Von Frieder Reininghaus | 08.10.2005
    In den Nachkriegsjahren wurde die aus Ruinen auferstehende Musiktheaterlandschaft maßgeblich von einem Regisseur geprägt: von Walter Felsenstein. Im Juni 1947 erhielt er auf Initiative der Sowjetischen Militäradministration in Berlin die Lizenz, als Intendant und Chefregisseur eine "Komische Oper" nach dem Vorbild der Opéra comique in Paris zu betreiben.

    Im ehemaligen Metropol-Theater entwickelte er ein Modell des Theatermachens, das der kulturpolitischen Leitlinie Moskaus folgte, zugleich aber deutlich Eigenständigkeit demonstrierte:

    "Unter realistischem Musiktheater verstehe ich die Realität der Gesangsnotwendigkeit, dass also ein Mensch glaubhaft singt."

    Felsensteins Arbeit war auf ein "realistisches" Theater gerichtet, in dessen Zentrum eine stringente, gesellschaftlich reflektierte Aussage steht (und nicht etwa Kunstfertigkeit der Stimmen oder bloßer Wohllaut des musikalischen Gewebes). - Der Weg dorthin verlief nicht gradlinig:

    "Ich bin Wiener. Nach verschiedenen Vorsprechen, die durchaus nicht immer erfolgreich verliefen, bin ich dann gelandet bei dem berühmten Schauspiel des Wiener Burgtheaters."

    Auf diese erste kursorische Berührung mit der professionellen Theatersphäre und die Begeisterung für die russischen Theaterrevolutionäre der frühen 20er Jahre folgten Engagements als "Jugendlicher Liebhabe"' am Theater Lübeck, in Mannheim und Beuthen. Dort führte Felsenstein auch erstmals Regie.

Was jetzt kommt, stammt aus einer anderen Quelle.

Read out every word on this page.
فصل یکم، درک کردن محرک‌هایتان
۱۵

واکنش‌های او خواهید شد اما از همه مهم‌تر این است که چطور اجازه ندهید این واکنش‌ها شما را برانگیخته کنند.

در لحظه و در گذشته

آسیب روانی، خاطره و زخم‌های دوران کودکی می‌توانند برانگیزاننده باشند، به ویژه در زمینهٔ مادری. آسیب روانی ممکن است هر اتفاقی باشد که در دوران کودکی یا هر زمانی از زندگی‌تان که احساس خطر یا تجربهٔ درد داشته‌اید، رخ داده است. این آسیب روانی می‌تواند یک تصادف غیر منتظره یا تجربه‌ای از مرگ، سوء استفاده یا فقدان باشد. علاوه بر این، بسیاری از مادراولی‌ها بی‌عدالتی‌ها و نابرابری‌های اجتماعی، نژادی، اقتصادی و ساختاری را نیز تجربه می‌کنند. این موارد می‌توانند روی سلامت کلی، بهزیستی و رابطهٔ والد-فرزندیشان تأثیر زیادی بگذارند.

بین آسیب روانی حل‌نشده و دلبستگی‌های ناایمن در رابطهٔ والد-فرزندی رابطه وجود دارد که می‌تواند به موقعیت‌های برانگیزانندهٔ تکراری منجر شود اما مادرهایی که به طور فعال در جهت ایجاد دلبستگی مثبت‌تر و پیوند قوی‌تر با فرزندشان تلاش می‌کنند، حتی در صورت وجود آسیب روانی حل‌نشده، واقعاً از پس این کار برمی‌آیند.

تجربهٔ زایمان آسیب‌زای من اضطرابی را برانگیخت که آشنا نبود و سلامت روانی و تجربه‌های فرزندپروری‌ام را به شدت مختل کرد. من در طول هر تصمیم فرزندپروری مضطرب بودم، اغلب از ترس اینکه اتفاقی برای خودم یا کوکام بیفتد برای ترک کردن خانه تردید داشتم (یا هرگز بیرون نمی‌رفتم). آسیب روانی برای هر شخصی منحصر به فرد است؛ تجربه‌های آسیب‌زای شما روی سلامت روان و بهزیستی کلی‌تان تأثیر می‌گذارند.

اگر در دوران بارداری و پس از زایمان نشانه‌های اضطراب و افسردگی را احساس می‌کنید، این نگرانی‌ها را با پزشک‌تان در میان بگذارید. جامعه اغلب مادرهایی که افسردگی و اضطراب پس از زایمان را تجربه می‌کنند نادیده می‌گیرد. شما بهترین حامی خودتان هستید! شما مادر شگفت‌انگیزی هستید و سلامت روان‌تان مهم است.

    Mit aktuell neuem Musiktheater konnte sich der vielseitige junge Mann Ende der 20er Jahre in Basel, Anfang der 30er Jahre in Freiburg befassen. 1936 wurde er von der Reichstheaterkammer wegen seiner Ehe mit einer "nichtarischen" Frau ausgeschlossen. Walter Felsenstein wich nach Zürich aus, kehrte jedoch 1940 auf Initiative von Heinrich George ins Reich zurück - ans Schiller-Theater in Berlin und an die Seite so strammer Nazis wie Karajan oder Clemens Krauss.

    Nach Kriegsdienst und Kriegsende kam die Stunde des vielseitigen und scharfzüngigen Theatermanns: am Hebbel-Theater brachte er mit "Pariser Leben" nach 12 Jahren Aufführungsverbot eine erste Offenbach-Neuinszenierung heraus. Das eröffnete die Chance zu einem Neuanfang mitten im sich spaltenden Berlin.

    Das Ensemble mit Sängern aus Ost und West wuchs ebenso wie ein Chor mit schließlich mehr als 70 solofähigen Stimmen; das Orchester erreicht eine Sollstärke von 120 Mann: Die "Komische Oper" etablierte sich in einem Häuserblock zwischen Behrenstraße und dem Boulevard Unter den Linden. Ihr Chef, der österreichischer Staatsbürger blieb, setzte auch nach dem Bau der Mauer durch, daß westberliner Mitarbeiter weiterbeschäftigt wurden.

    Neben gerühmten Verdi- und Mozart-Inszenierungen war es vor allem das Engagement für Offenbach, das Felsensteins Bedeutung als prägender Regisseur befestigte: "Orpheus in der Unterwelt" und eine an den Schauspielvorlagen orientierte Neufassung von "Hoffmanns Erzählungen" mit grotesk-lemurenhaftem Sängerpersonal, optischen Anspielungen auf Ensor und Kubin - alles in surreal greller Überdeutlichkeit. 1963 dann "Ritter Blaubart". Die Inszenierung der sperrigen Travestie von Charles Perraults bekannter Erzählung hielt sich 30 Jahre im Repertoire.

    Als Felsensteins "Blaubart" frisch auf den Markt kam, musste sich der Regisseur gegen den Verdacht verwahren, er habe die Geschichte verschärft und mit Gags versehen. Das war ein Verfahren, das er generell ablehnte - er hielt es allemal mit hartnäckiger philologischer Vorarbeit.

    "Ich habe keine Bearbeitung oder eigene Fassung hergestellt, sondern nahezu wörtlich eine eigene Übersetzung des Originals vorgenommen ohne aber die Musik im Geringsten anzutasten."

    Felsenstein - der Name klingt nach Paläolithikum, verbürgte aber drei Berliner Nachkriegsjahrzehnte lang einen eigenwilligen Weg der Modernität und soliden Umgang mit der dehnbaren Grundmasse Oper. Den historischen Rang von Max Reinhardt erreichte er nicht, doch sind bedeutende Kollegen und Nachfolger aus seiner Schule hervorgegangen: unter anderem Götz Friedrich, Joachim Herz, und Harry Kupfer. Die Komische Oper leitete Walter Felsenstein bis zu seinem Tod am 8. Oktober 1975.